At the end, as the bulk of the crowd slowly flowed toward the exit amidst small swirls of less hurried Professors who entertained themselves in a circle, three boys shaved almost clean entered the glass door counter-currently in the manner of migrating salmon, after which they quickly climbed the staircase leading to the upper floor to the indifference of all but Battista and Siriaco, who followed the strange incursion in amazement.
As soon as he got to the top, the largest and most athletic one, pivoting on his right leg, with a lightning-fast sprint rotated the rest of his body until his head was almost touching the floor, while with the other leg he launched a powerful kick in the face of an invisible enemy to his left who, if his foot had not stopped plastically a few millimetres earlier, could have been imagined hidden in the reinforced concrete of the pillar supporting the ramp.
Recovering from his astonishment, Siriaco shouted: "Hey you! Where are you going?"
But he got no answer. Then Battista moved towards the ladder pointing his finger at them with his arm outstretched like Simona Ventura, and in turn shouted: 'Oh, Bruce Lee! Let's tell you, eh? Where are you going?"

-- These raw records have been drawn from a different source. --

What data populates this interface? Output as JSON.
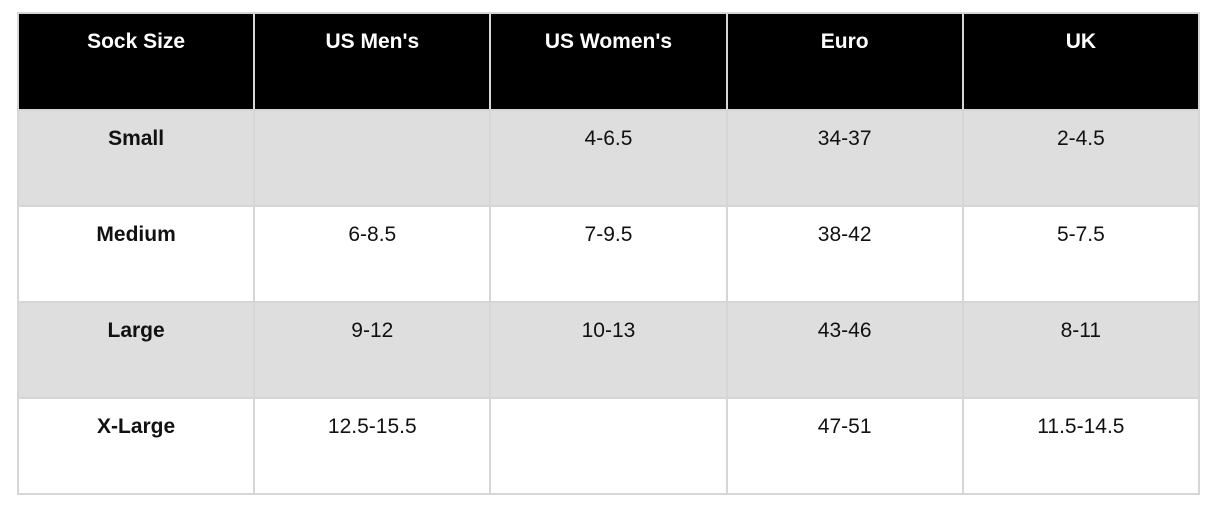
{
  "chart_data": {
    "type": "table",
    "columns": [
      "Sock Size",
      "US Men's",
      "US Women's",
      "Euro",
      "UK"
    ],
    "rows": [
      [
        "Small",
        "",
        "4-6.5",
        "34-37",
        "2-4.5"
      ],
      [
        "Medium",
        "6-8.5",
        "7-9.5",
        "38-42",
        "5-7.5"
      ],
      [
        "Large",
        "9-12",
        "10-13",
        "43-46",
        "8-11"
      ],
      [
        "X-Large",
        "12.5-15.5",
        "",
        "47-51",
        "11.5-14.5"
      ]
    ],
    "layout_hints": {
      "header_style": "black background, white bold text, top-aligned centered",
      "row_striping": "alternating gray then white starting with gray",
      "first_column_bold": true
    }
  },
  "colors": {
    "header_bg": "#000000",
    "header_text": "#ffffff",
    "stripe_row_bg": "#dedede",
    "plain_row_bg": "#ffffff",
    "body_text": "#111111",
    "border": "#d6d6d6",
    "page_bg": "#ffffff"
  }
}
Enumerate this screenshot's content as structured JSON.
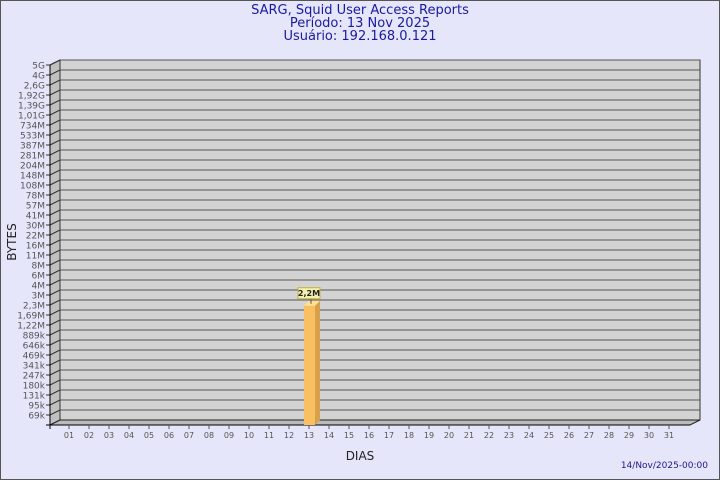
{
  "header": {
    "title": "SARG, Squid User Access Reports",
    "period": "Período: 13 Nov 2025",
    "user": "Usuário: 192.168.0.121"
  },
  "footer": {
    "timestamp": "14/Nov/2025-00:00"
  },
  "chart_data": {
    "type": "bar",
    "xlabel": "DIAS",
    "ylabel": "BYTES",
    "y_scale": "log",
    "y_tick_labels": [
      "5G",
      "4G",
      "2,6G",
      "1,92G",
      "1,39G",
      "1,01G",
      "734M",
      "533M",
      "387M",
      "281M",
      "204M",
      "148M",
      "108M",
      "78M",
      "57M",
      "41M",
      "30M",
      "22M",
      "16M",
      "11M",
      "8M",
      "6M",
      "4M",
      "3M",
      "2,3M",
      "1,69M",
      "1,22M",
      "889k",
      "646k",
      "469k",
      "341k",
      "247k",
      "180k",
      "131k",
      "95k",
      "69k"
    ],
    "categories": [
      "01",
      "02",
      "03",
      "04",
      "05",
      "06",
      "07",
      "08",
      "09",
      "10",
      "11",
      "12",
      "13",
      "14",
      "15",
      "16",
      "17",
      "18",
      "19",
      "20",
      "21",
      "22",
      "23",
      "24",
      "25",
      "26",
      "27",
      "28",
      "29",
      "30",
      "31"
    ],
    "bars": [
      {
        "day": "13",
        "value": 2200000,
        "label": "2,2M"
      }
    ],
    "grid": true,
    "colors": {
      "bar": "#f8c060",
      "bar_side": "#d8a048",
      "bar_top": "#ffe090",
      "wall": "#d3d3d3",
      "grid": "#555555",
      "label_bg": "#f4f0b0"
    }
  }
}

"Are you talking to me, prof?" The one replied with a surprised look.
"Yes: just you and partners. Where are you going?"
"In the drawing room to greet last year's teacher." Said the boy in the middle, signalling the karateka to be quiet.
"And you go there kicking like donkeys? - Battista retorted - Anyway, there's no one there now, come on down."
They obeyed, and as they descended the stairs,Siriaco, accompanying himself with an eloquent gesture of pity from his head, said in a low voice: "Of course, if these are the high-schoolers, I prefer ours."
"Me too... - Battista re plied - Good thing we don't have them."
As he said this, the three were now outside, and just outside, a power
ful "kikkirikìì!!!" resounded mockingly throughout the school.